Editorial

Case for tax increases will have to be strong

This year's Aug. 6 primary election will see a statewide vote on a proposal passed by the General Assembly to increase funding for transportation in Missouri. The spending plan is far less than the highway lobby sought -- they wanted $800 million to $1 billion. But the $511 million of estimated revenue the legislatively approved plan would generate was the most that could pass the Missouri legislature and remains ambitious, to say the least.

Voters will be asked to tax themselves at higher levels:

First, the motor fuel tax, would go up an additional 4 cents on top of the 17-cent state fuel tax Missouri motorists already pay. Any more than 4 cents on this levy and Missouri would risk becoming uncompetitive with neighboring states, which must always be a consideration. Second, the general sales tax would go up an additional half-cent.

Each penny of fuel tax raises about $28 million, for a total of about $111 million. The really big money is in the sales-tax increase, which would produce about $400 million.

A statewide debate has raged for at least a couple of years now on transportation funding levels in our state. This follows a decade of lost opportunities on transportation, during which the administration of Mel Carnahan never made it a priority to actually do anything to address transportation needs in a comprehensive manner.

This debate has taken place against a backdrop of finger-pointing and recriminations about the collapse of the so-called 15-year highway plan, adopted in 1992 at the time of the last 6 cent increase in the motor-fuel tax.

All this history, and the less-than-satisfying experience many of us have had getting answers out of the Missouri Department of Transportation, means the difficult task of passing a tax increase is made that much more difficult.

No one among backers of this proposal, which will appear on the ballot as Proposition B, should be under any illusions about the ease of passage of so large a tax increase.
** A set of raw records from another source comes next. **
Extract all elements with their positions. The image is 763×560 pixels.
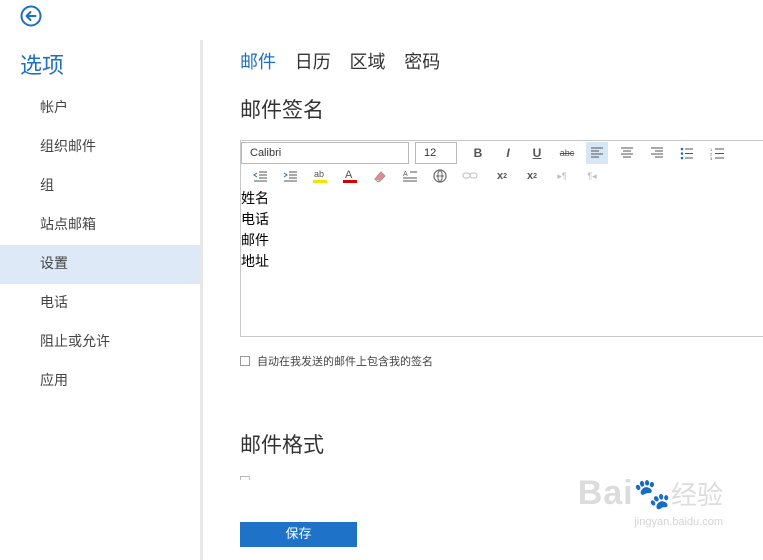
clear-formatting-icon[interactable] bbox=[369, 165, 391, 187]
italic-icon[interactable]: I bbox=[497, 142, 519, 164]
include-signature-row: 自动在我发送的邮件上包含我的签名 bbox=[240, 353, 433, 369]
back-arrow-icon[interactable] bbox=[20, 5, 42, 27]
highlight-color-icon[interactable]: ab bbox=[309, 165, 331, 187]
align-right-icon[interactable] bbox=[646, 142, 668, 164]
underline-icon[interactable]: U bbox=[526, 142, 548, 164]
font-size-select[interactable]: 12 bbox=[415, 142, 457, 164]
font-color-icon[interactable]: A bbox=[339, 165, 361, 187]
increase-indent-icon[interactable] bbox=[279, 165, 301, 187]
signature-line: 地址 bbox=[241, 254, 269, 270]
align-left-icon[interactable] bbox=[586, 142, 608, 164]
signature-line: 电话 bbox=[241, 212, 269, 228]
tab-mail[interactable]: 邮件 bbox=[240, 52, 276, 73]
sidebar-item-apps[interactable]: 应用 bbox=[0, 362, 200, 401]
sidebar-item-block-allow[interactable]: 阻止或允许 bbox=[0, 323, 200, 362]
bullet-list-icon[interactable] bbox=[676, 142, 698, 164]
message-format-checkbox[interactable] bbox=[240, 476, 250, 480]
include-signature-label: 自动在我发送的邮件上包含我的签名 bbox=[257, 355, 433, 368]
baidu-watermark: Bai🐾经验 jingyan.baidu.com bbox=[577, 474, 723, 528]
svg-text:ab: ab bbox=[314, 169, 324, 179]
align-center-icon[interactable] bbox=[616, 142, 638, 164]
sidebar-nav: 帐户 组织邮件 组 站点邮箱 设置 电话 阻止或允许 应用 bbox=[0, 89, 200, 401]
subscript-icon[interactable]: x2 bbox=[521, 165, 543, 187]
paragraph-style-icon[interactable]: A bbox=[399, 165, 421, 187]
superscript-icon[interactable]: x2 bbox=[491, 165, 513, 187]
save-button[interactable]: 保存 bbox=[240, 522, 357, 547]
svg-text:A: A bbox=[345, 169, 353, 181]
sidebar-divider bbox=[200, 40, 203, 560]
options-title: 选项 bbox=[20, 54, 65, 79]
decrease-indent-icon[interactable] bbox=[249, 165, 271, 187]
signature-editor[interactable]: Calibri 12 B I U abc 123 ab A A x 2 x 2 … bbox=[240, 140, 763, 337]
strikethrough-icon[interactable]: abc bbox=[556, 142, 578, 164]
include-signature-checkbox[interactable] bbox=[240, 356, 250, 366]
sidebar-item-groups[interactable]: 组 bbox=[0, 167, 200, 206]
message-format-heading: 邮件格式 bbox=[240, 433, 324, 457]
tab-calendar[interactable]: 日历 bbox=[295, 52, 331, 73]
sidebar-item-phone[interactable]: 电话 bbox=[0, 284, 200, 323]
tab-region[interactable]: 区域 bbox=[349, 52, 385, 73]
svg-text:3: 3 bbox=[710, 156, 713, 160]
formatting-toolbar-row-2: ab A A x2 x2 ▸¶ ¶◂ bbox=[241, 165, 763, 187]
sidebar-item-site-mailbox[interactable]: 站点邮箱 bbox=[0, 206, 200, 245]
left-to-right-icon[interactable]: ▸¶ bbox=[551, 165, 573, 187]
tab-password[interactable]: 密码 bbox=[404, 52, 440, 73]
settings-tabs: 邮件 日历 区域 密码 bbox=[240, 48, 453, 74]
formatting-toolbar-row-1: Calibri 12 B I U abc 123 bbox=[241, 142, 763, 164]
signature-line: 姓名 bbox=[241, 191, 269, 207]
sidebar-item-organize-mail[interactable]: 组织邮件 bbox=[0, 128, 200, 167]
numbered-list-icon[interactable]: 123 bbox=[706, 142, 728, 164]
sidebar-item-account[interactable]: 帐户 bbox=[0, 89, 200, 128]
insert-link-icon[interactable] bbox=[429, 165, 451, 187]
font-name-select[interactable]: Calibri bbox=[241, 142, 409, 164]
signature-heading: 邮件签名 bbox=[240, 98, 324, 122]
signature-line: 邮件 bbox=[241, 233, 269, 249]
remove-link-icon[interactable] bbox=[459, 165, 481, 187]
sidebar-item-settings[interactable]: 设置 bbox=[0, 245, 200, 284]
svg-text:A: A bbox=[403, 171, 408, 178]
right-to-left-icon[interactable]: ¶◂ bbox=[581, 165, 603, 187]
signature-text[interactable]: 姓名 电话 邮件 地址 bbox=[241, 189, 269, 273]
sidebar: 选项 帐户 组织邮件 组 站点邮箱 设置 电话 阻止或允许 应用 bbox=[0, 0, 200, 560]
bold-icon[interactable]: B bbox=[467, 142, 489, 164]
The universe of voters consists, after all, of Missourians -- the point being that supporters will have to show us, with the greatest specificity possible, what will be done with the money. Missouri's transportation woes can serve as a metaphor for voters' frustration with a state government whose leaders too often want to spend their way out of any problem.

In addition, proponents of this tax plan for transportation need to understand that voters also will be asked to approve local tax issues this year, like the proposed increase in city sales tax in Cape Girardeau. Those voters will be doubly hard to convince that more taxes are the answer. This means the arguments in favor of either the local tax increase or the state tax increases will have to be doubly convincing.